How more ironic, or appropriate, a place for Kenny Perry to punctuate a career that includes 14 PGA Tour victories, six Champions Tour titles and $32 million in on-course earnings than at the same course, Valhalla Golf Club, and same event in his home state that easily could have knocked him spiraling into golf oblivion almost two decades ago? And what better day to celebrate his final round in a major championship than Aug. 10, his 54th birthday?
“It’s definitely the perfect way to go out,” said Perry, generally regarded as the best golfer ever produced by the Bluegrass State. “It’s been the site of one of my biggest heartaches and also some of my most exciting memories.”
Perry already has slain some of the ghosts of Valhalla. From the depths of painful defeat at the 1996 PGA Championship, he bounced back to play the best golf of his life, claiming 11 of his PGA Tour titles, including a second Memorial, and taking a leading role in a U.S. victory in the 2008 Ryder Cup at Valhalla.
Although he’s won three Senior (Champions Tour) majors, Perry admits he’ll never totally shake the sting of Valhalla in 1996—or the playoff loss to Angel Cabrera at the 2009 Masters, where Perry relinquished a two-stroke lead with bogeys on the two final holes of regulation play. “Winning Senior majors helps put the disappointment away. But you can never fully make up for not winning the PGA and Masters,” Perry said. “That’s okay. I gave it my best, and I couldn’t be prouder with what I have accomplished as a boy from a small town in Kentucky.”
Perry could have spent the last 18 years reliving his Valhalla nightmare—lamenting his bogey on the par-5 18th, which allowed eventual winner Mark Brooks to force a playoff. Instead, he responded with the best golf of his career, giving the PGA of America good reason for granting him a special exemption to say goodbye in front of fans in his home state. His likely farewell to major championship golf will be one of the hottest stories at the tournament.
Twelve years after losing the playoff to Brooks, Perry, then 48, earned a spot on the U.S. Ryder Cup team and punctuated a redeeming weekend at Valhalla with a victory over Sweden’s Henrik Stenson in Sunday’s singles matches.
Though he’s had enough of the weekly grind of the PGA Tour, Perry now enjoys the comforts of the 50-and-over Champions Tour, where through June he ranked fifth on the 2014 money list. He was Champions Player of the Year in 2013, his best day coming June 30 when he overtook Fred Couples in the final round to win the Champions Tour’s Players Championship, his first Senior major title, while son Justin, a realtor in Bowling Green, was winning the club championship at Olde Stone. He captured his second Senior major victory two weeks later at the U.S. Open at Omaha (Nebraska) Country Club. His third Senior major title came this spring in the Regions Tradition at Shoal Creek near Birmingham, Alabama.

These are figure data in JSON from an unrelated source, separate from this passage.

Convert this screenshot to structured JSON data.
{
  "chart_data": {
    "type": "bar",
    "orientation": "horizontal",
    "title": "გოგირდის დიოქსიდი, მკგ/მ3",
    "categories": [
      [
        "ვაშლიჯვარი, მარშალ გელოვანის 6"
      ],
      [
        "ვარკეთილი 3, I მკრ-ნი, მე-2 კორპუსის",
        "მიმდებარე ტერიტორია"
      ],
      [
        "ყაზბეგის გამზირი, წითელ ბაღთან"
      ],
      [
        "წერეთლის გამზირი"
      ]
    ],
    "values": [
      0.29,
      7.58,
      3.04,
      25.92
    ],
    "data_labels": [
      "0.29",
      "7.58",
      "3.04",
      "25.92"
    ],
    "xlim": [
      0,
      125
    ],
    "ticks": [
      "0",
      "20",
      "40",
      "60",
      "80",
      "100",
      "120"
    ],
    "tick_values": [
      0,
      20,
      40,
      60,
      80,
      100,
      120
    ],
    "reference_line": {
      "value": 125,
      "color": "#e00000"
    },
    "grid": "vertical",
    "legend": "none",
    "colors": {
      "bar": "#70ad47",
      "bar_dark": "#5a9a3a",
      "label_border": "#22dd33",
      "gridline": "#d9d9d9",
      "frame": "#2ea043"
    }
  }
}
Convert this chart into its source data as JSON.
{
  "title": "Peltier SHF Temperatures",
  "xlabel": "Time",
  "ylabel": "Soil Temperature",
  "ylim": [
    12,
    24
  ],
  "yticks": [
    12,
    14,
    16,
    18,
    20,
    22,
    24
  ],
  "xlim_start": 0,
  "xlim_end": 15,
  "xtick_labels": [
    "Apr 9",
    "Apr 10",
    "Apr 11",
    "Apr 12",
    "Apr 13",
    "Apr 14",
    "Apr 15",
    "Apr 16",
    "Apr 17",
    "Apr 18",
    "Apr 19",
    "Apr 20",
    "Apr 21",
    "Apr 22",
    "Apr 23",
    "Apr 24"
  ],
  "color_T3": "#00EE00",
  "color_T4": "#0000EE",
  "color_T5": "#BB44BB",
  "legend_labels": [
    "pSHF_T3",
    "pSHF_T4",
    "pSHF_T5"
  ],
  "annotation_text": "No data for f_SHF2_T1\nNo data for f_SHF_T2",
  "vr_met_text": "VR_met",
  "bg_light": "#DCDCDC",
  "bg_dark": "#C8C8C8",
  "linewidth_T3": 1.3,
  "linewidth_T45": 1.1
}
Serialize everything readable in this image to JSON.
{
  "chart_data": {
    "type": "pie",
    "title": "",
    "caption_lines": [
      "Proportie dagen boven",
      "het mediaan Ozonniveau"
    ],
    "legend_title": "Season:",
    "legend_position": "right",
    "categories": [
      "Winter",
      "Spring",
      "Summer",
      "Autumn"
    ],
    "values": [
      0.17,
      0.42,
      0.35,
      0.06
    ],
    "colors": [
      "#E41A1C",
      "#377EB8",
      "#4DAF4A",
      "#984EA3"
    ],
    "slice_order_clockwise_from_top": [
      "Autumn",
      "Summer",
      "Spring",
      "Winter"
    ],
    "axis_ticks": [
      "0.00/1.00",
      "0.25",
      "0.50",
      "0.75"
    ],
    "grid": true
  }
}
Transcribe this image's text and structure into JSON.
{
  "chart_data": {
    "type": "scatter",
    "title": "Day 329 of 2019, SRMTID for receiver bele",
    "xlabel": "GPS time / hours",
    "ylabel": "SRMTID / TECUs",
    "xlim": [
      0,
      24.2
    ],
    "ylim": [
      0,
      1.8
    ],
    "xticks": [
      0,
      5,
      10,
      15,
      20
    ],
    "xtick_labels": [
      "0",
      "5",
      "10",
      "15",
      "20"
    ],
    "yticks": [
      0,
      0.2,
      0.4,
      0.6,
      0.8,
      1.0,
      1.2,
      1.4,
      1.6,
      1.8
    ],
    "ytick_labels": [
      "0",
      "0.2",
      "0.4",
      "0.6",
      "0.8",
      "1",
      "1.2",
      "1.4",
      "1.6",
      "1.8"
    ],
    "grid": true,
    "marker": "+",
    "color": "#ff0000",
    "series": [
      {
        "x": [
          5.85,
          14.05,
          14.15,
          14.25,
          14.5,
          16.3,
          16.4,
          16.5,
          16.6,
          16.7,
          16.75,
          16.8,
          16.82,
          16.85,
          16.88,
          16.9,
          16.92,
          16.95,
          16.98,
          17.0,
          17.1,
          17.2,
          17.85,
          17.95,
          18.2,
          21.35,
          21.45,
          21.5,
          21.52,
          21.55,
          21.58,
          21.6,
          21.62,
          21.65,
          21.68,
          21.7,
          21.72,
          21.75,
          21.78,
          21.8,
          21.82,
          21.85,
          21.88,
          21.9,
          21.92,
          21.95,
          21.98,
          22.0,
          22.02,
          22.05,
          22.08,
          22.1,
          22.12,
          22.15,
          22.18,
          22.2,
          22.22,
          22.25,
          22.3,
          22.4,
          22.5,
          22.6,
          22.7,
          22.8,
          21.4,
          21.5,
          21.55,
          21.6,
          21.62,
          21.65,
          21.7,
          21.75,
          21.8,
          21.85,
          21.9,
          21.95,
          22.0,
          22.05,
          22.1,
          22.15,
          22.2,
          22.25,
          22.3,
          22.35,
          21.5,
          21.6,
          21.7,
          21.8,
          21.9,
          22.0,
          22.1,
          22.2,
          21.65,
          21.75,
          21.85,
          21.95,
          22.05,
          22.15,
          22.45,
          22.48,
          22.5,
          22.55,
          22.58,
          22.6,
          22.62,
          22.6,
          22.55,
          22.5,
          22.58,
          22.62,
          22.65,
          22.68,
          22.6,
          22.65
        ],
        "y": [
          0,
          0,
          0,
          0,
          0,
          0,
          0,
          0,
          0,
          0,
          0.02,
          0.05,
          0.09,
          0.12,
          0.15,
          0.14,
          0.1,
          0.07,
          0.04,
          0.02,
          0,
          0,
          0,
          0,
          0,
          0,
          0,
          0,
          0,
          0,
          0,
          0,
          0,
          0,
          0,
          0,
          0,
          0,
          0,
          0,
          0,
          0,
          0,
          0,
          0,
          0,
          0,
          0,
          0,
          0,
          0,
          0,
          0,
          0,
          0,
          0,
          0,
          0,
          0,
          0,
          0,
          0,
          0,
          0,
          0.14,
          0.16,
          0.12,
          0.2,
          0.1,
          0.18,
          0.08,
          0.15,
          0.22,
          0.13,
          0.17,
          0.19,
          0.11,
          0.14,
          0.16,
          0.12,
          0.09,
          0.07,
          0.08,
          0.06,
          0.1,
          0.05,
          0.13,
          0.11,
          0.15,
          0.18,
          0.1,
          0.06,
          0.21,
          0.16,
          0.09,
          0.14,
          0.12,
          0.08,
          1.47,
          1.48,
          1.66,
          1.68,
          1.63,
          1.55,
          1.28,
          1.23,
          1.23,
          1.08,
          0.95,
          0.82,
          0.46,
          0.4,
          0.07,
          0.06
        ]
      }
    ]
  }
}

To get his final shot at Valhalla, the soft-spoken, humble Perry did some “politicking.” He organized a letter-writing campaign to PGA of America officials. He bent the ear of PGA president and longtime friend Ted Bishop. Perhaps most importantly, he stayed on top of his game. The 6-foot-2 Perry still hits drives of more than 300 yards. He’s working hard to improve his chipping—his weakness this year. Perry further justified the PGA of America’s special invitation—issued in late May—to play in the championship, by tying for 28th in June’s U.S. Open.
In addition to wife, Sandy, Justin, and daughters, Lesslye and Lindsey, Perry will draw to Valhalla dozens of friends and family from Simpson County and throughout western Kentucky. Perry, a devout Christian who sometimes speaks to Christian groups while on the road, gives 5 percent of his on-course earnings to Lipscomb University in Nashville in gratitude for the $5,000 a Lipscomb alumnus provided in 1985 to help him get his career started.
When he’s not on the Champions Tour, Perry often can be found at Country Creek Golf Course, a public course he built in his Franklin hometown.
Defending PGA champion Jason Dufner and a recovering Tiger Woods will headline the field at Valhalla, which will feature recently rebuilt bentgrass greens. Campbellsville native J.B. Holmes, a former University of Kentucky standout, earned a spot in the field with a victory in the PGA Tour’s Wells Fargo Championship in Charlotte, North Carolina.
Perry admits that walking up the fairway toward the 18th green in his final round at Valhalla may not be easy. With each shot, his career on golf’s major stage will be winding down.
“I’m trying not to think about that,” he said. “I’ll cross that bridge when I come to it. It will probably be a little emotional. It will definitely be difficult to focus on golf and not on what’s going on outside the ropes. It’ll be a great way to say goodbye.”